O fortalecimento do Congresso ocorre também com a restrição de mecanismos antes essenciais à governabilidade do Executivo, como as medidas provisórias – normas editadas pelo presidente da República com força de lei e aplicação imediata, que precisam ser aprovadas pelo Congresso dentro de um determinado prazo para se tornarem definitivas.
Até 2009, a legislação facilitava esse processo, conferindo ao Executivo maior poder, já que, muitas vezes, uma MP de interesse do governo federal era editada e geralmente convertida em lei. Ao longo dos anos, porém, diversas mudanças tornaram a tramitação mais difícil, impondo novas exigências e limitando o uso desse instrumento, reduzindo assim a influência do Executivo sobre a agenda legislativa. Como mostrou o Estadão, o terceiro governo Lula tem a menor taxa de aprovação de MPs desde 1988.

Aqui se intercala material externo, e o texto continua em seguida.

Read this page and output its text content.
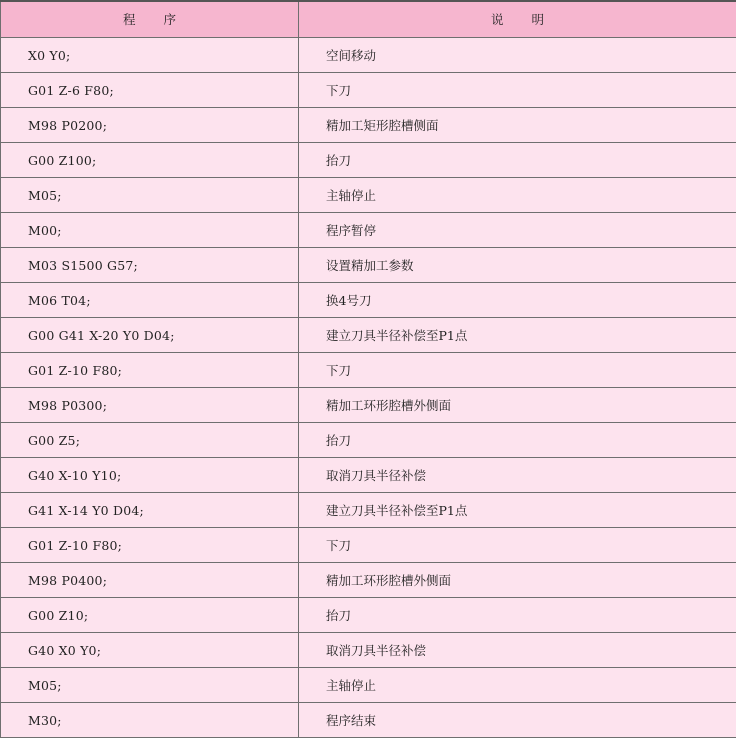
程序	说明
X0 Y0;	空间移动
G01 Z-6 F80;	下刀
M98 P0200;	精加工矩形腔槽侧面
G00 Z100;	抬刀
M05;	主轴停止
M00;	程序暂停
M03 S1500 G57;	设置精加工参数
M06 T04;	换4号刀
G00 G41 X-20 Y0 D04;	建立刀具半径补偿至P1点
G01 Z-10 F80;	下刀
M98 P0300;	精加工环形腔槽外侧面
G00 Z5;	抬刀
G40 X-10 Y10;	取消刀具半径补偿
G41 X-14 Y0 D04;	建立刀具半径补偿至P1点
G01 Z-10 F80;	下刀
M98 P0400;	精加工环形腔槽外侧面
G00 Z10;	抬刀
G40 X0 Y0;	取消刀具半径补偿
M05;	主轴停止
M30;	程序结束
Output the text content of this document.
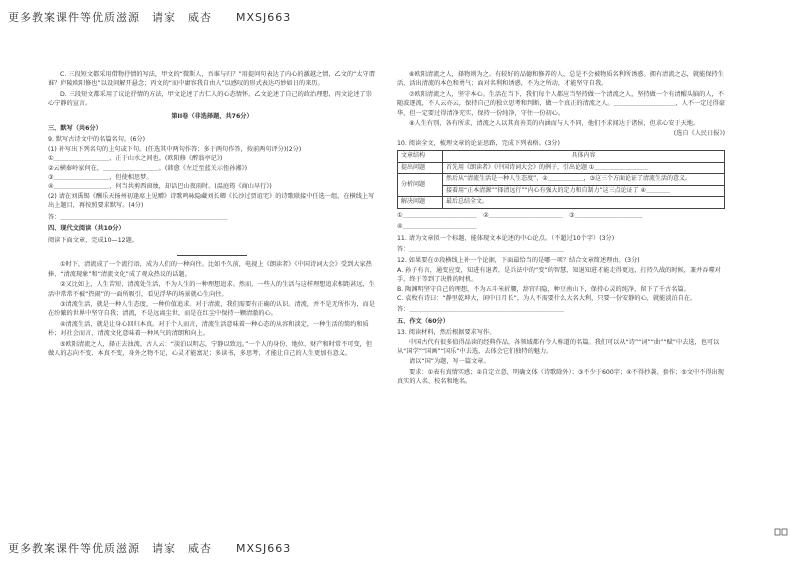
更多教案课件等优质滋源　请家　威杏　　MXSJ663

C. 三段短文都采用借物抒情的写法，甲文的“微斯人，吾谁与归？”用提问句表达了内心的激越之情，乙文的“太守谓谁？庐陵欧阳修也”以设问解开悬念；丙文的“而中庸容我自由人”以感叹的形式表达巧妙如日的来历。

D. 三段短文都采用了议论抒情的方法，甲文论述了古仁人的心态情怀，乙文论述了自己的政治理想，丙文论述了崇心宁静的宣言。

第II卷（非选择题，共76分）
三、默写（共6分）
9. 默写古诗文中的名篇名句。(6分)
(1) 补写出下列名句的上句或下句。(任选其中两句作答；多于两句作答，按前两句评分)(2分)
①＿＿＿＿＿＿＿＿＿，正于山水之间也。(欧阳修《醉翁亭记》)
②云横秦岭家何在，＿＿＿＿＿＿＿＿＿。(韩愈《左迁至蓝关示侄孙湘》)
③＿＿＿＿＿＿＿＿＿，但使相思梦。
④＿＿＿＿＿＿＿＿＿，何当共剪西窗烛，却话巴山夜雨时。(温庭筠《商山早行》)
(2) 请在刘禹锡《酬乐天扬州初逢席上见赠》诗歌鸣咏隐藏刘长卿《长沙过贾谊宅》的诗歌联接中任选一组，在横线上写出上题目，再按照要求默写。(4分)
答：＿＿＿＿＿＿＿＿＿＿＿＿＿＿＿＿＿＿＿＿＿＿＿＿＿＿＿
四、现代文阅读（共10分）
阅读下面文章，完成10—12题。

①时下，清流成了一个流行语，成为人们的一种向往。比如不久前，电视上《朗读者》《中国诗词大会》受到大家热捧，“清流现象”和“清流文化”成了观众热议的话题。

②又比如上，人生苦短，清流处生活，不为人生的一种理想追求。然而，一些人的生活与这样理想追求相距甚远，生活中常常不被“热闹”的一面所吸引，看见浮华的场景就心生向往。

③清流生活，就是一种人生态度，一种价值追求。对于清流，我们需要有正确的认识。清流，并不是无所作为，而是在纷繁的世界中坚守自我；清流，不是远离尘世，而是在红尘中保持一颗清澈的心。

④清流生活，就是让身心回归本真。对于个人而言，清流生活意味着一种心态的从容和淡定，一种生活的简约和质朴；对社会而言，清流文化意味着一种风气的清朗和向上。

⑤欧阳清流之人，择正去浊流。古人云：“淡泊以明志，宁静以致远。”一个人的身份、地位、财产和时常不可变，但做人的志向不变、本真不变，身外之物不足，心灵才能富足；多读书，多思考，才能让自己的人生更加有意义。

⑥欧阳清流之人，择物则为之。有较好的品德和修养的人，总是不会被物质名利所诱惑。拥有清流之志，就能保持生活、活出清流的本色和勇气；面对名利和诱惑，不为之所动，才能坚守自我。

⑦欧阳清流之人，坚守本心。生活在当下，我们每个人都应当坚持做一个清流之人，坚持做一个有清醒头脑的人，不随波逐流，不人云亦云，保持自己的独立思考和判断，做一个真正的清流之人。＿＿＿＿＿＿＿＿＿＿，人不一定过得豪华，但一定要过得清净充实，保持一份纯净，守住一份初心。

⑧人生有别，各有所求，清流之人以其真善美的内涵而与人不同，他们不求闻达于诸侯，但求心安于天地。

(选自《人民日报》)
10. 阅读全文，梳理文章的论证思路，完成下列表格。(3分)
文章结构	具体内容
提出问题	首先用《朗读者》《中国诗词大会》的例子，引出论题 ①＿＿＿＿＿＿＿＿＿
分析问题	然后从“清流生活是一种人生态度”，②＿＿＿＿＿＿，③这三个方面论证了清流生活的意义。
	接着用“正本清源”“择清远行”“内心有强大的定力和自制力”这三点论证了 ④＿＿＿＿
解决问题	最后总结全文。
①＿＿＿＿＿＿＿＿＿＿＿＿　②＿＿＿＿＿＿＿＿＿＿＿＿　③＿＿＿＿＿＿＿＿＿＿＿
④＿＿＿＿＿＿＿＿＿＿＿＿
11. 请为文章拟一个标题，能体现文本论述的中心论点。（不超过10个字）(3分)
答：＿＿＿＿＿＿＿＿＿＿＿＿＿＿＿＿＿＿＿＿＿＿＿＿＿
12. 如果要在⑦段横线上补一个论据，下面最恰当的是哪一项？结合文章简述理由。(3分)
A. 孙子有言，通变应变，知进有退者，是兵法中的“变”的智慧，知退知进才能走得更远，打持久战的时候，兼并吞噬对手，终于等到了决胜的时机。
B. 陶渊明坚守自己的理想，不为五斗米折腰，辞官归隐，种豆南山下，保持心灵的纯净，留下了千古名篇。
C. 袁枚有诗曰：“静里乾坤大，闲中日月长”，为人不需要什么大名大利，只要一份安静的心，就能淡泊自在。
答：＿＿＿＿＿＿＿＿＿＿＿＿＿＿＿＿＿＿＿＿＿＿＿＿＿
五、作文（60分）
13. 阅读材料，然后根据要求写作。

中国古代有很多值得品读的经典作品，各领域都有令人称道的名篇。我们可以从“诗”“词”“曲”“赋”中去选，也可以从“国学”“国画”“国乐”中去选，去体会它们独特的魅力。

请以“国”为题，写一篇文章。

要求：①表有真情实感；②自定立意，明确文体（诗歌除外）；③不少于600字；④不得抄袭、套作；⑤文中不得出现真实的人名、校名和地名。

更多教案课件等优质滋源　请家　威杏　　MXSJ663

Transformações institucionais
O que para alguns simboliza o fortalecimento do Congresso frente ao Executivo, para outros é um ajuste às distorções de uma Constituição que confere “poderes imperiais” à Presidência.
A explicação vem de quem ocupou a cadeira mais importante da Câmara dos Deputados entre 2016 e 2021 e testemunhou essa mudança de perto. Rodrigo Maia (PSDB), hoje à frente da Confederação Nacional de Instituições Financeiras, defende as transformações institucionais dos últimos anos, mas admite que o Legislativo avançou além do esperado, sobretudo durante o governo Bolsonaro.
“Ele não gostava muito daquilo (política). Resolveu delegar a nós”, resume, sintetizando o vácuo de poder que deu ao Congresso um protagonismo sem precedentes.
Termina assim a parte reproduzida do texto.